Sunday, October 5, 2014

License Renewed – John Gardner, 1981 ★★½

007 Greets the 1980s

I remember my excitement seeing the blurb in Time magazine back in 1981. Glidrose Publications, Ltd., owners of the literary copyright of the world's most famous fictional spy, had granted permission for a brand-new series of James Bond novels.

But was James Bond ready for the eighties? John Gardner's initial updating of 007 kinda, sorta, sometimes works.

The story, after some preliminaries to show us Bond at home in what was then a new decade, sets the lethal British spy against a tricky Scottish laird with a sideline in nuclear fission. There's not much doubt Dr. Anton Murik is up to no good; Gardner presents him right away as Bond's main adversary.

"Government agencies have tried, again and again, to muzzle people like me," Murik tells Bond in one early conversation. "Now they deserve a lesson."

License Renewed was published in early 1981, after Roger Moore had reshaped if not de-Seaned how the character of James Bond was seen by his global audience. It's fair to say Moore's Bond is more visible here than Fleming's. Unlike the literary Bond Ian Fleming developed in the 1950s and 1960s, and more like Moore, this Bond is heavy on the wisecracks and getting busy with the ladies, even when locked in a cell with one. Readers of the Fleming books accustomed to Bond's bleak moments of existential angst over the emotional toll his job exacts will be surprised at the unclouded temperament of this newer 007.

For me, this different handling of the Bond character was far more fascinating than the threadbare story. Gardner pushes technology to the forefront, like in a seduction scene where one of Bond's new lovers employs an erotic hologram to set the mood. Our 1981 model Bond drives a SAAB, drinks Perrier, and jogs before missions. Instead of bantering with his armorer, Bond sleeps with her. His license to kill is suspended by the government as a matter of national policy coming more in line with humanitarian concerns, but his old boss M makes clear he wants Bond as lethal as ever, hence the novel's title.

"There are moments when this country needs a troubleshooter - a blunt instrument - and by heaven it's going to have one," says M, who is at least as gruff as ever.

Rating License Renewed as spy fiction is tough; I found it on the whole not very gripping. While Gardner has Bond meet Murik and his two main companions - beautiful women, both, as if they could have been anything else - at a posh horse race, there's little mystery to plum other than which of the ladies will sleep with Bond first. Murik, as quoted above, basically lays his plot out for Bond and the readers; the challenge becomes whether Bond can alert his superiors to the details of the threat.

This is where Gardner gets a bit too cute. Bond has a device to signal for immediate help, so naturally loses it at a critical moment.

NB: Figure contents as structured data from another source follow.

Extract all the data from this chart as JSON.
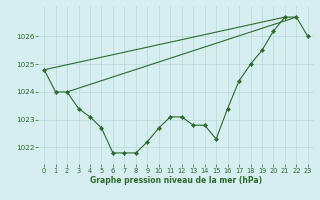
{
  "title": "Graphe pression niveau de la mer (hPa)",
  "background_color": "#d6eef0",
  "grid_color": "#b8d8da",
  "line_color": "#2d6a2d",
  "x_data": [
    0,
    1,
    2,
    3,
    4,
    5,
    6,
    7,
    8,
    9,
    10,
    11,
    12,
    13,
    14,
    15,
    16,
    17,
    18,
    19,
    20,
    21,
    22,
    23
  ],
  "y_main": [
    1024.8,
    1024.0,
    1024.0,
    1023.4,
    1023.1,
    1022.7,
    1021.8,
    1021.8,
    1021.8,
    1022.2,
    1022.7,
    1023.1,
    1023.1,
    1022.8,
    1022.8,
    1022.3,
    1023.4,
    1024.4,
    1025.0,
    1025.5,
    1026.2,
    1026.7,
    1026.7,
    1026.0
  ],
  "y_trend1_x": [
    0,
    21
  ],
  "y_trend1_y": [
    1024.8,
    1026.7
  ],
  "y_trend2_x": [
    2,
    22
  ],
  "y_trend2_y": [
    1024.0,
    1026.7
  ],
  "ylim": [
    1021.4,
    1027.1
  ],
  "yticks": [
    1022,
    1023,
    1024,
    1025,
    1026
  ],
  "xlim": [
    -0.5,
    23.5
  ],
  "xticks": [
    0,
    1,
    2,
    3,
    4,
    5,
    6,
    7,
    8,
    9,
    10,
    11,
    12,
    13,
    14,
    15,
    16,
    17,
    18,
    19,
    20,
    21,
    22,
    23
  ],
  "xlabel_fontsize": 5.5,
  "tick_fontsize": 4.8,
  "ytick_fontsize": 5.2
}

When he goes to a phone booth, one of Murik's henchmen happens upon him just as he is about to make contact. Bond's on his own as he should be, but mainly from his own incompetence. Bond's entire strategy seems to involve being captured and told by the villain what he is planning, then making a sudden, miraculous escape or two. Someone no doubt will point out this was all-too-often Fleming's plotting formula, too; however Gardner seems to work it a little more mechanically here than Fleming usually did.

John Gardner in front of a portrait of James Bond's creator, Ian Fleming, circa 1981. Photo from the James Bond International Fan Club @ www.007.info.
Pluses of License Renewed include Gardner's facility with the subtleties of Bond's character. His Bond is as enjoyably fetishistic about his pleasures and hidebound in his worldview as Fleming wrote him. Like Fleming, Gardner takes some engaging descriptive detours, especially when writing about the southern French city of Perpignan, where Bond finds himself on the run. I actually happened to read License Renewed for the first time while staying with a Spanish family in Catalonia, soon after a day trip across the French border to Perpignan. Imagine my surprise to find Bond dodging villains in the same plaza where I had just attempted to mail some postcards.

At times during this part of the story, the book’s highlight along with the horse race, you recall that famous "Fleming Sweep," where action, real suspense, and description blend masterfully together. Gardner clearly walked these French streets as I had, describing every one of Bond's maneuvers with unflinching exactitude, along with the merry-making of the city's population as they take part in a municipal fair. There's that same tactile quality that Fleming gave you of life being lived at its peak by someone in danger of losing his at any time.

But the story peters out fast after that. You know that Dr. Evil line about never just shooting the hero when you can lecture him instead about the nuances of your diabolical plot? Well, in this case the villain even arranges for Bond to have a literal ringside seat. I got the feeling here, and in a couple of other spots, that Gardner's tongue here was firmly in his cheek. He probably knew what by then had become the usual knocks on Fleming's Bond.

This is better than a couple of Bonds Fleming wrote, namely Doctor No and The Man With The Golden Gun. The update is fun, and Bond is at least reintroduced effectively. The weaknesses are there, and strong enough at times, especially in the wrap-up, to cancel some of the good feelings, but License Renewed has its pleasures, and like the Fleming Bonds, serves as an entertaining time capsule all its own.